Concretely, the pipeline unlocks:
- Fast probability queries. Instead of re-simulating to answer a question, we pre-simulate once and query the stored arrays. Turn a probability calculation from minutes into milliseconds.
- Confident pricing. Sports-betting prices depend on how confident we are in the probability. More simulated worlds = tighter confidence intervals = better prices. Storage that can handle 100,000 worlds lets us stop compromising.
- Repeatable experiments. The same stored dataset can be queried many times with different prediction models. We don't pay the simulation cost twice.
- Backwards-compatible analytics. Stats we didn't think to track today can be derived tomorrow from the stored play-by-play — we keep the raw material.
The Storage Experiment (What's Next)¶
The infrastructure to write to ClickHouse exists but the actual benchmarks are still to come. The experiment will answer, concretely:
- Can ClickHouse write a full NFL season at 10,000 worlds? How long does it take? How much disk does it use?
- Can it write a full season at 100,000 worlds? At this scale, the per-game data no longer fits comfortably in memory, so we're testing a streaming approach where we flush partial results and merge them inside ClickHouse.
- How fast can it serve reads?

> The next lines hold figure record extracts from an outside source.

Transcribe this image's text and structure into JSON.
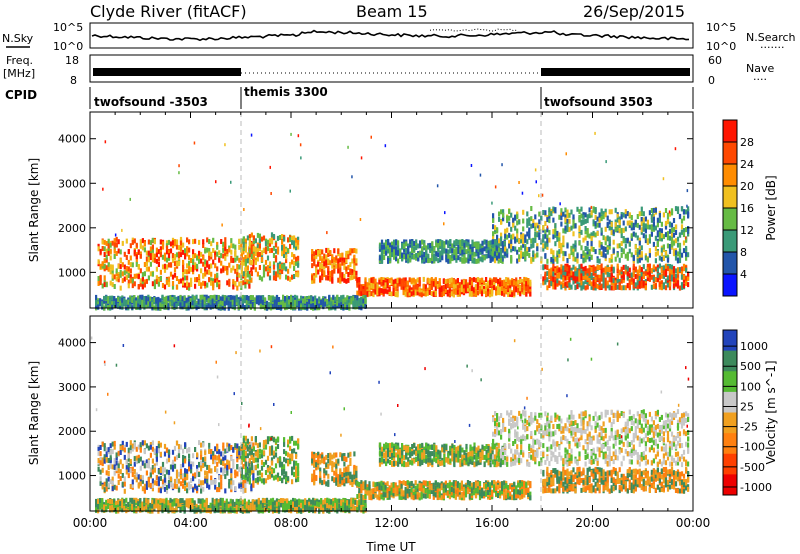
{
  "header": {
    "station": "Clyde River (fitACF)",
    "beam": "Beam 15",
    "date": "26/Sep/2015"
  },
  "panels": {
    "nsky": {
      "label": "N.Sky",
      "left_ticks": [
        "10^5",
        "10^0"
      ],
      "right_ticks": [
        "10^5",
        "10^0"
      ],
      "right_label": "N.Search",
      "right_label_dots": "......."
    },
    "freq": {
      "label_top": "Freq.",
      "label_bottom": "[MHz]",
      "left_ticks": [
        "18",
        "8"
      ],
      "right_ticks": [
        "60",
        "0"
      ],
      "right_label": "Nave",
      "right_label_dots": "...."
    },
    "cpid": {
      "label": "CPID",
      "segments": [
        {
          "name": "twofsound -3503",
          "start_h": 0
        },
        {
          "name": "themis 3300",
          "start_h": 6
        },
        {
          "name": "twofsound 3503",
          "start_h": 18
        }
      ]
    }
  },
  "chart_data": [
    {
      "type": "heatmap",
      "parameter": "power",
      "ylabel": "Slant Range [km]",
      "yticks": [
        1000,
        2000,
        3000,
        4000
      ],
      "ylim": [
        200,
        4600
      ],
      "xlim": [
        0,
        24
      ],
      "colorbar": {
        "label": "Power [dB]",
        "ticks": [
          4,
          8,
          12,
          16,
          20,
          24,
          28
        ],
        "range": [
          0,
          32
        ]
      },
      "colors": [
        "#0a14ff",
        "#2255aa",
        "#3a9a78",
        "#66bb44",
        "#f0c020",
        "#ff8c00",
        "#ff4800",
        "#ff1500"
      ]
    },
    {
      "type": "heatmap",
      "parameter": "velocity",
      "ylabel": "Slant Range [km]",
      "yticks": [
        1000,
        2000,
        3000,
        4000
      ],
      "ylim": [
        200,
        4600
      ],
      "xlim": [
        0,
        24
      ],
      "xlabel": "Time UT",
      "xticks": [
        "00:00",
        "04:00",
        "08:00",
        "12:00",
        "16:00",
        "20:00",
        "00:00"
      ],
      "colorbar": {
        "label": "Velocity [m s^-1]",
        "ticks": [
          "1000",
          "500",
          "100",
          "25",
          "-25",
          "-100",
          "-500",
          "-1000"
        ]
      },
      "colors": [
        "#2244bb",
        "#3d8a5c",
        "#55bb33",
        "#c8c8c8",
        "#f0a020",
        "#ff8010",
        "#ff4000",
        "#ee0000"
      ]
    }
  ]
}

When a probability engine wants one game's worth of data — all 600 statistics × 100,000 values — how long does the query take? Target: under 5 seconds for the 100K case.
- How well does it compress? Float64 arrays should compress 5-6x on simulation data. We'll validate that and try different codec options (LZ4, ZSTD, Delta + ZSTD).

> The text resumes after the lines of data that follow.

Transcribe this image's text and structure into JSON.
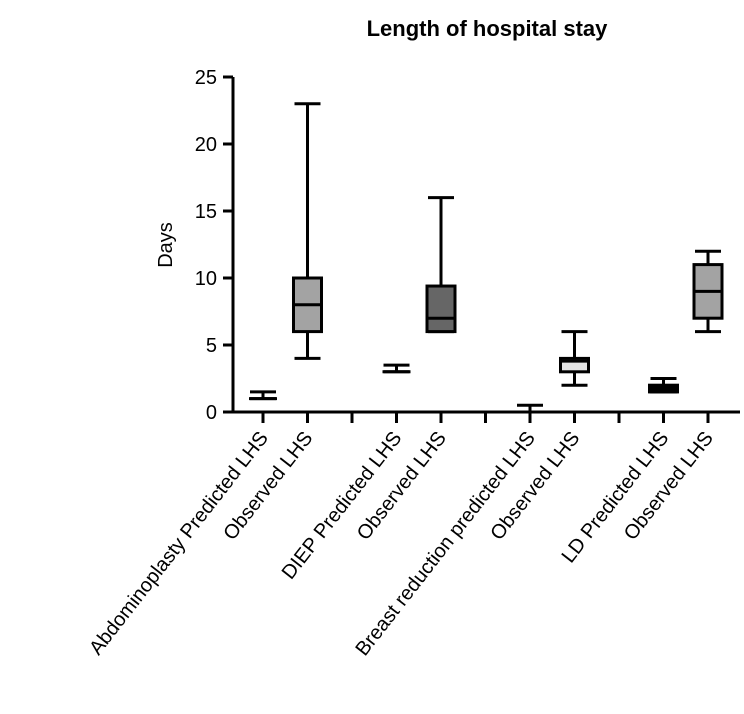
{
  "chart_data": {
    "type": "box",
    "title": "Length of hospital stay",
    "xlabel": "",
    "ylabel": "Days",
    "ylim": [
      0,
      25
    ],
    "yticks": [
      0,
      5,
      10,
      15,
      20,
      25
    ],
    "grid": false,
    "legend": "none",
    "series": [
      {
        "name": "Abdominoplasty Predicted LHS",
        "group": 0,
        "min": 1,
        "q1": 1,
        "median": 1,
        "q3": 1,
        "max": 1.5,
        "color": "#ffffff"
      },
      {
        "name": "Observed LHS",
        "group": 0,
        "min": 4,
        "q1": 6,
        "median": 8,
        "q3": 10,
        "max": 23,
        "color": "#a3a3a3"
      },
      {
        "name": "DIEP Predicted LHS",
        "group": 1,
        "min": 3,
        "q1": 3,
        "median": 3,
        "q3": 3,
        "max": 3.5,
        "color": "#ffffff"
      },
      {
        "name": "Observed LHS",
        "group": 1,
        "min": 6,
        "q1": 6,
        "median": 7,
        "q3": 9.4,
        "max": 16,
        "color": "#666666"
      },
      {
        "name": "Breast reduction predicted LHS",
        "group": 2,
        "min": 0,
        "q1": 0,
        "median": 0,
        "q3": 0,
        "max": 0.5,
        "color": "#ffffff"
      },
      {
        "name": "Observed LHS",
        "group": 2,
        "min": 2,
        "q1": 3,
        "median": 3.8,
        "q3": 4,
        "max": 6,
        "color": "#e3e3e3"
      },
      {
        "name": "LD Predicted LHS",
        "group": 3,
        "min": 1.5,
        "q1": 1.5,
        "median": 1.5,
        "q3": 2,
        "max": 2.5,
        "color": "#000000"
      },
      {
        "name": "Observed LHS",
        "group": 3,
        "min": 6,
        "q1": 7,
        "median": 9,
        "q3": 11,
        "max": 12,
        "color": "#a3a3a3"
      }
    ]
  }
}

- Does it hold up under concurrent reads? Ten probability engines hitting the same game at once — does latency stay flat, or does it fall over?
Results will go into a ClickHouse Cloud instance for reference and comparison. At the end of the experiment we'll have the data to decide: is ClickHouse the right store for this workload, or do we need something else?
What's Complete vs What's Planned¶
| Component | Status |
|---|---|
| Simulation engine (plays, games, seasons) | Done |
| Game-level Outcome accumulator | Done |
| Season-level accumulator (standings, milestones) | Done |
| Outcome catalogue (list of declared statistics) | Done |
| Diagnostic test (coverage + sparsity classification) | Done |
| ClickHouse schemas (game, season, play-by-play, staging) | Designed |
| ClickHouse .NET client integration | Prototype ready |
| Write experiments at 10K scale | Planned |
| Write experiments at 100K scale | Planned |
| Read latency experiments | Planned |
| Compression and codec comparisons | Planned |
| Streaming-write + merge path | Planned |
The accumulator pipeline is the foundation. Everything from here is measuring how well ClickHouse holds up at scale.
For Reference¶
The full diagnostic report is written to
first-game-diagnostic.md every time the test runs. It lists every outcome
ID that was declared but not produced, grouped by reason. If you want to see
the shape of real data end-to-end, that file is a good place to start.